EDITORIAUX 2012

Mai 2012

Prospective du jour et de la nuit

S’agissant de l’avenir, les uns en évoquent les risques, les autres les espoirs. Tous à partir de leur expérience et de leurs convictions. Rien de plus normal. Mais il en résulte forcément des approches contradictoires et qui, au total, font obstacle à l’action nécessaire alors que montent les périls et que surgissent de nouvelles ouvertures. Au lieu de penser à ce qu’il faudrait faire, qui nous oppose, il vaudrait mieux réfléchir à la manière de procéder, sur laquelle nous pouvons peut-être nous entendre.

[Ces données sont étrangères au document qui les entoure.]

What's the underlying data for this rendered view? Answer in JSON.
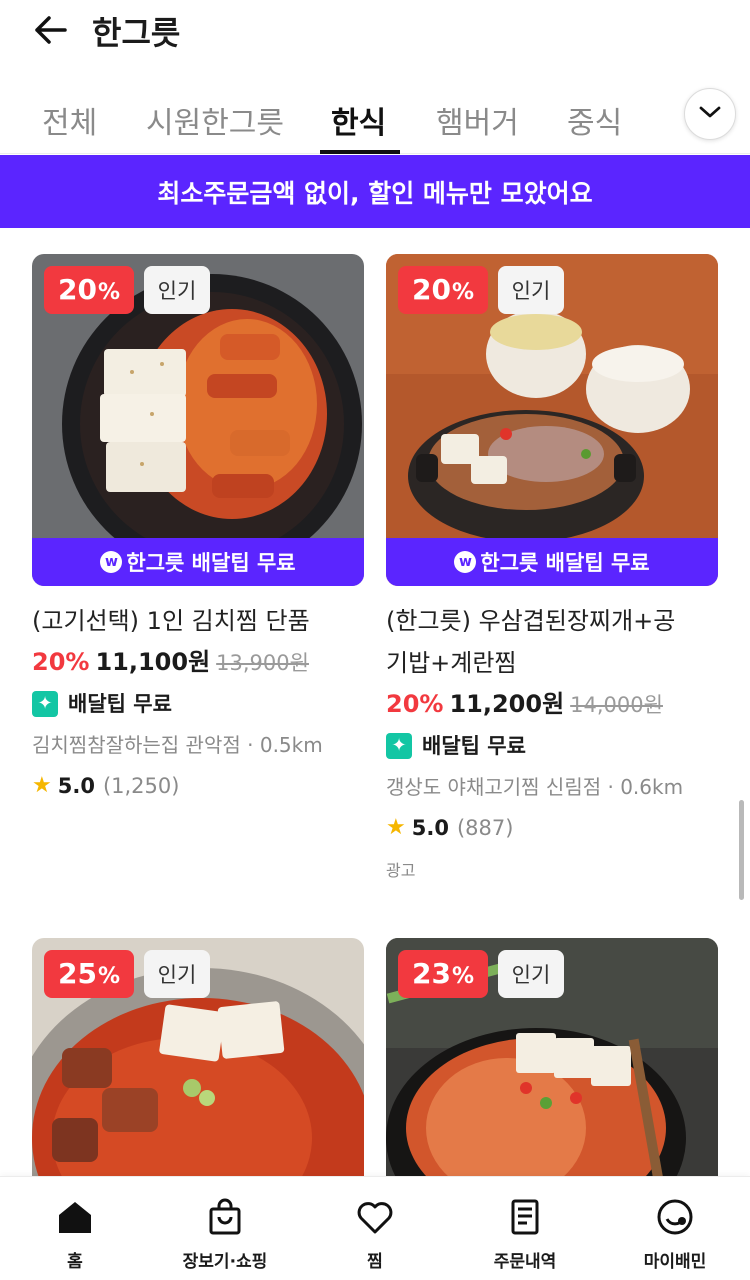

Nous voulons ignorer que nous sommes, chaque jour qui passe, une société moins riche au sein de laquelle les tensions dues à l’appauvrissement ne cessent de monter. L’alternative se précise entre le jour d’un avenir porteur d’espoir et la nuit du renoncement.

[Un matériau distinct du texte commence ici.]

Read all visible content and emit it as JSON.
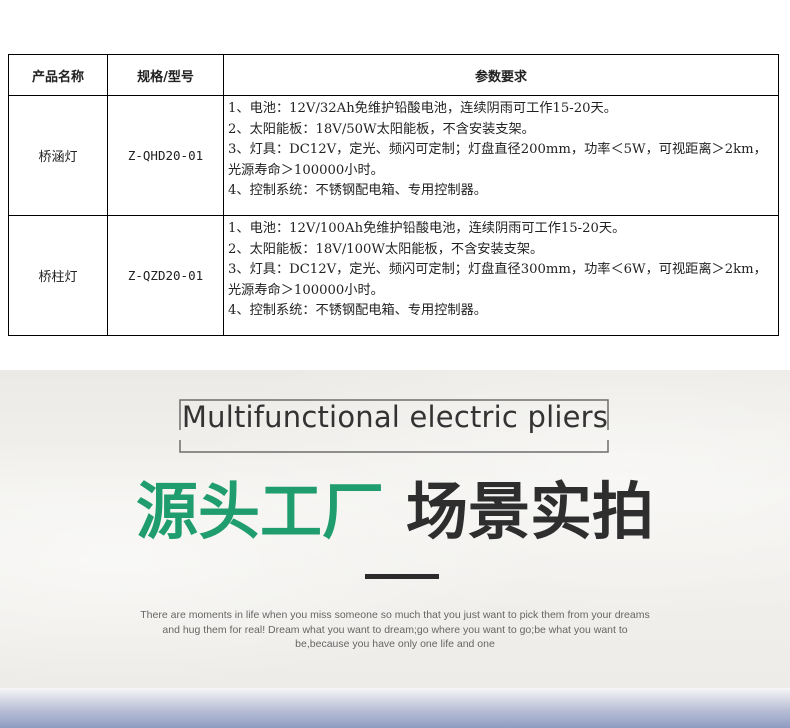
{
  "table": {
    "headers": [
      "产品名称",
      "规格/型号",
      "参数要求"
    ],
    "rows": [
      {
        "name": "桥涵灯",
        "model": "Z-QHD20-01",
        "params": [
          "1、电池：12V/32Ah免维护铅酸电池，连续阴雨可工作15-20天。",
          "2、太阳能板：18V/50W太阳能板，不含安装支架。",
          "3、灯具：DC12V，定光、频闪可定制；灯盘直径200mm，功率＜5W，可视距离＞2km，光源寿命＞100000小时。",
          "4、控制系统：不锈钢配电箱、专用控制器。"
        ]
      },
      {
        "name": "桥柱灯",
        "model": "Z-QZD20-01",
        "params": [
          "1、电池：12V/100Ah免维护铅酸电池，连续阴雨可工作15-20天。",
          "2、太阳能板：18V/100W太阳能板，不含安装支架。",
          "3、灯具：DC12V，定光、频闪可定制；灯盘直径300mm，功率＜6W，可视距离＞2km，光源寿命＞100000小时。",
          "4、控制系统：不锈钢配电箱、专用控制器。"
        ]
      }
    ]
  },
  "banner": {
    "title": "Multifunctional electric pliers",
    "cn_green": "源头工厂",
    "cn_dark": "场景实拍",
    "quote": "There are moments in life when you miss someone so much that you just want to pick them from your dreams and hug them for real! Dream what you want to dream;go where you want to go;be what you want to be,because you have only one life and one"
  },
  "colors": {
    "accent_green": "#1f9d6f",
    "dark_text": "#2e2e2e"
  }
}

Il devient vital d’aller plus loin.

Parmi les si nombreuses questions à revisiter, lesquelles choisir ? Quelles sont celles dont le traitement pourrait exercer un heureux effet de levier ? Face à la crise économique par exemple, est-il préférable de subir ou d’agir, de faire du sur place ou de bouger ?

Parmi les conseils qui nous sont prodigués de toute part, lesquels retenir ? Selon quels critères ? S’agissant du climat, par exemple, faudra-t-il demain imiter Descartes qui, pour se garantir contre des ennuis éventuels, soumettait ses écrits à des théologiens avant publication ? Le point de vue d’une revue scientifique a-t-il plus de valeur que les propos d’un humoriste ?

Hommes et femmes libres dans une société démocratique, nous n’admettons plus d’être considérés comme un troupeau qu’il faut guider. C’est le sens profond de ce qui nous sépare de la culture républicaine telle qu’elle était interprétée hier et avant-hier. De nos jours, la responsabilité personnelle va de pair avec l’engagement dans la vie de la Cité. Comment l’assumer ? Comment évaluer une décision en prenant en compte le contexte passé et les horizons possibles ?

Les assemblées élues et les pouvoirs publics ne sont pas moins influencés que vous et moi par les passions du moment, le politiquement correct, les schémas mentaux que d’astucieux communicateurs ont imprimés dans nos cerveaux. Sans parler de leur bras armé, les bureaucraties, pas toujours plus visionnaires qu’eux. Fixés sur l’immédiat, nous ne remontons jamais aux causes (les budgets publics, les scandales genre SNCM ou Sealink). Comment aider nos élus à intégrer effectivement les leçons du passé et le souci de l’avenir dans leurs initiatives, au-delà des simplismes à la mode et des exigences des groupes de pression ?

En Europe, se propage « la nuit », le risque d’effondrement aujourd’hui, de soumission demain. Après la Grèce, elle atteint aujourd’hui l’Espagne, peut-être bientôt la France. Probablement pour longtemps, avec peut-être des conséquences tragiques pour nos libertés et l’avenir des populations. L’armature d’un futur réseau de règlements, d’interdictions et de rationnements, assorti comme toujours de bons sentiments, est déjà en place. Si nous ne nous décidons pas rapidement à écarter le fardeau bureaucratique, obstacle essentiel à la renaissance de l’emploi, nous serons peut-être bientôt confrontés à nos responsabilités non assumées comme l’ont été ceux dont la passivité et l’absence de courage dans la première moitié du XXe siècle ont rendu possible l’instauration de terribles totalitarismes. Et ne croyons pas que la prospérité des autres régions du monde suffira à exercer un effet apaisant sur les plaies que nous n’osons pas résorber.

« Le jour » attend pour apparaître que nous le voulions bien. Car les issues sont, bien loin des explications académiques et politiques, affaire de lucidité et de courage. Tout est à faire et peut l’être, mais nous refusons toujours d’en assumer les conditions. Nous continuons à penser l’avenir à travers les prismes désuets des XIXe et XXe siècles. L’essor que connaît le monde est à notre portée. Deux exemples relevés ces jours ci : l’initiative Confluence à Lyon, la conception de vertèbres artificielles, à poser en trente minutes, par la société française Vexim.

Que ceux qui demain, parce qu’ils n’auront pas assumé leurs responsabilités, expliqueront, comme en d’autres temps, « nous n’avons pas voulu cela » soient prévenus que cette mauvaise excuse n’est plus acceptable.